7 of 7 people found the following review helpful:
4.0 out of 5 stars
A gripping political thriller,
By
This review is from: Drummer in the Dark (Marcus Glenwood Series #2) (Hardcover)
Successful businessman Wynn Bryant is approached by his brother-in-law, the governor of Florida, to take over the position of congressman Hutchings, who has recently suffered a stroke. Wynn refuses, but quickly learns he has no choice, and the reason becomes clear...Legislation has recently put together the Jubilee Amendment which is to relieve Third World countries of their debt, and the governor was this squashed, no matter what the cost.Jackie Havilland is working for a small detective agency when she is approached with a mysterious and unusual request...Esther Hutchings wants Jackie to find out who is behind the smear campaign of her husband, and make sure the Jubilee Amendment is passed. As Jackie and Wynn become deeper involved in their assignments they realize there is a far reaching conspiracy, one that involves a secret project called Tsunami. Tsunami is the biggest currency scam in history, one that congressman Hutchings was investigating before his stroke. Before long Jackie and Wynn are faced with a deadly race against time with powerful forces. Forces that will kill anyone that gets in the way of their plan to reshape world economy. `Drummer In The Dark' is a great follow-up to the best-selling `The Great Divide.' T. Davis Bunn has switched gears, and instead of giving us another legal thriller, he has given a fast-paced political thriller laced with intrigue. The plot, while complex, is well written, and easy to follow, with plot twists at every turn, and enough shocks to keep you turning the pages. T. Davis Bunn is quickly jumping into the forefront of thriller writers, and proving he is a skilled storyteller with a knack for churning out bestsellers. Nick Gonnella
2 of 3 people found the following review helpful:
3.0 out of 5 stars
Decent White Collar Thriller,
By
This review is from: Drummer in the Dark (Marcus Glenwood Series #2) (Paperback)
This book gets off to a slow start, taking a bit too long to let us in on what's going on, but once it gets going, it's not bad.

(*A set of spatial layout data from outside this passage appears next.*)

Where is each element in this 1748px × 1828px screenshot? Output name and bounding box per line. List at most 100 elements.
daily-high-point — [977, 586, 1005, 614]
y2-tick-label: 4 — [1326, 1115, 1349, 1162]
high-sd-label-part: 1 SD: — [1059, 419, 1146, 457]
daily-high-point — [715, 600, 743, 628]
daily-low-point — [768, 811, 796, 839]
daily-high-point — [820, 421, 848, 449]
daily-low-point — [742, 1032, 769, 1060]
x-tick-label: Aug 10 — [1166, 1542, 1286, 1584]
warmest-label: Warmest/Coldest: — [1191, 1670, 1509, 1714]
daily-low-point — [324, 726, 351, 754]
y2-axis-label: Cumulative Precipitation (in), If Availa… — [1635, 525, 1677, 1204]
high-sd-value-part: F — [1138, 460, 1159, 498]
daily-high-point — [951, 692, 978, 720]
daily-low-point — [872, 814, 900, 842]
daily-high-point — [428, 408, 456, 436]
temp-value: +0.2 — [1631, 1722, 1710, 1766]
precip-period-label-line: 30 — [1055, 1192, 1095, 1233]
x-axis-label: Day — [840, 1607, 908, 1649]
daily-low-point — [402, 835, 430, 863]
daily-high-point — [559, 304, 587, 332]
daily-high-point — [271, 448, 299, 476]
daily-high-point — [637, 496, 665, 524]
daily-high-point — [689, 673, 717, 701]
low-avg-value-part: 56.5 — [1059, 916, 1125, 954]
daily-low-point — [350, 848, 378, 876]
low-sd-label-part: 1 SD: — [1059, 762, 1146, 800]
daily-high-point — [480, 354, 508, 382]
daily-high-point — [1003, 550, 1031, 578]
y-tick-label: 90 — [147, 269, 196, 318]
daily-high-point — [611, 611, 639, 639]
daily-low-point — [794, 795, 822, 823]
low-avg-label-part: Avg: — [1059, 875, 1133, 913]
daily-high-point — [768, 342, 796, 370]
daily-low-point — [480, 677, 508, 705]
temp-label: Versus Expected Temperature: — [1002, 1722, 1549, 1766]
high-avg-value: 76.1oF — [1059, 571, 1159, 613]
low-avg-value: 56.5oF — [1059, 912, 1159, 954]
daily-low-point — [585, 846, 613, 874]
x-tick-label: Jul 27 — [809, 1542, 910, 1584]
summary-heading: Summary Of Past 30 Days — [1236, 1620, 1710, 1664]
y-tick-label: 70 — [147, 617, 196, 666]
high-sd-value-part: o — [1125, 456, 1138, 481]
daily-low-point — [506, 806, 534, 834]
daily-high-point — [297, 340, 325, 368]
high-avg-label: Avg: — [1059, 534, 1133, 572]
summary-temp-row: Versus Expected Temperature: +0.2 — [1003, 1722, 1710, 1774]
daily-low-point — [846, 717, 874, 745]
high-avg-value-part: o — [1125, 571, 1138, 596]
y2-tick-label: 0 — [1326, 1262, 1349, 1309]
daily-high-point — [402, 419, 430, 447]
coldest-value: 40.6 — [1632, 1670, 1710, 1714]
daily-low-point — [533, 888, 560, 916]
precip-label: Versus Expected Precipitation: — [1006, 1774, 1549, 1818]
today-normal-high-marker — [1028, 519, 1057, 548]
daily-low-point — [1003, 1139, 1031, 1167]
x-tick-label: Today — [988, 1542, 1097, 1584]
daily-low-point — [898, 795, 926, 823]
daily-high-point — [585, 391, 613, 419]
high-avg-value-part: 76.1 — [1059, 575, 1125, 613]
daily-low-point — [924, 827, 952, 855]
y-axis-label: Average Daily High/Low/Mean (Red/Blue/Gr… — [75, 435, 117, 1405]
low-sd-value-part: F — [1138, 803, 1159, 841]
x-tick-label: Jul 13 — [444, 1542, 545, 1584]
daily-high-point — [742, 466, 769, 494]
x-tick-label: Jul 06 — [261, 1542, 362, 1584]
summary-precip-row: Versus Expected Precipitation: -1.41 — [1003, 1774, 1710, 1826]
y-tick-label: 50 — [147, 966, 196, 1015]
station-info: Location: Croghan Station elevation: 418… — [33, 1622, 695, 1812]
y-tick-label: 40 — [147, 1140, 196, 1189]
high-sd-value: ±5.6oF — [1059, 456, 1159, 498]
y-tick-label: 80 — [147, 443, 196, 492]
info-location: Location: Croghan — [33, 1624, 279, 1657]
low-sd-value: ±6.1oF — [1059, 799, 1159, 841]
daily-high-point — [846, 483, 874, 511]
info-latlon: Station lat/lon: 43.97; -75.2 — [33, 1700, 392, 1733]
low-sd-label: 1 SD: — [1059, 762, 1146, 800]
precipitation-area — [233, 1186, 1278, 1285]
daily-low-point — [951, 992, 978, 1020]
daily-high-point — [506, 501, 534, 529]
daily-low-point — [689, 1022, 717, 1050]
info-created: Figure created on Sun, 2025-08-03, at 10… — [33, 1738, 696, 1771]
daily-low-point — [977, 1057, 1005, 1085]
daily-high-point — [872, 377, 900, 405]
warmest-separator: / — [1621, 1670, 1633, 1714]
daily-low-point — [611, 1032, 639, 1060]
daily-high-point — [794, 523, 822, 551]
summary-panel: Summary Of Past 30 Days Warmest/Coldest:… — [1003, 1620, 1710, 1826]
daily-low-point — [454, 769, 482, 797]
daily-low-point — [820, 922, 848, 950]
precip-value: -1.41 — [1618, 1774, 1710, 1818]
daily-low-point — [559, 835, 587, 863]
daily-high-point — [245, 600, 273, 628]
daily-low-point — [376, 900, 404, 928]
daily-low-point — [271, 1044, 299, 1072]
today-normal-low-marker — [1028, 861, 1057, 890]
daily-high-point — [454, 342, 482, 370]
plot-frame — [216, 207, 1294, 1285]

Wynn Bryant is a man of means who obviously travels in better circles than I do, since at a mere suggestion from his sister, he becomes an interim Congressman. He wanders around DC without a clue until he gets dragged on a journey to Rome and Cairo, and gets pulled into some hefty intrigue. Jackie Burke is a windsurfer with a crappy job who suddenly gets hired by the wife of the ill Congressman whose place Wynn takes. Jackie realizes something big is afoot when the investigation she has been hired to undertake gets her apartment broken into and trashed. She meets Wynn and feels an instant attraction and kinship when they go to Rome, though most of their relationship throughout the rest of the book happens over the telephone. Behind all the aforementioned intrigue is financier Pavel Hayek, a billionaire maverick who moved his foreign exchange trading business to Florida from Wall Street. As the author took so much time carefully constructing the plot, it seems unfair to give it away here. Suffice it to say, Hayek is a very bad man with some very big, very bad plans, and it's up to Wynn and Jackie to figure out what they are and stop him. Once things got moving, it was a fairly compelling read. It was hard to get a fix on Wynn's character, aside from the fact that he had a painful past and a lot of money to blow. The other characters, save one or two, didn't go very deep, either. Jackie was likeable, though. Things wrapped up a little too neatly with a pretty bow on top, and the author relied too heavily on leaving everyone out of the loop-the protagonists and the reader-but getting there managed to keep my interest. All in all, not a bad financial/political thriller.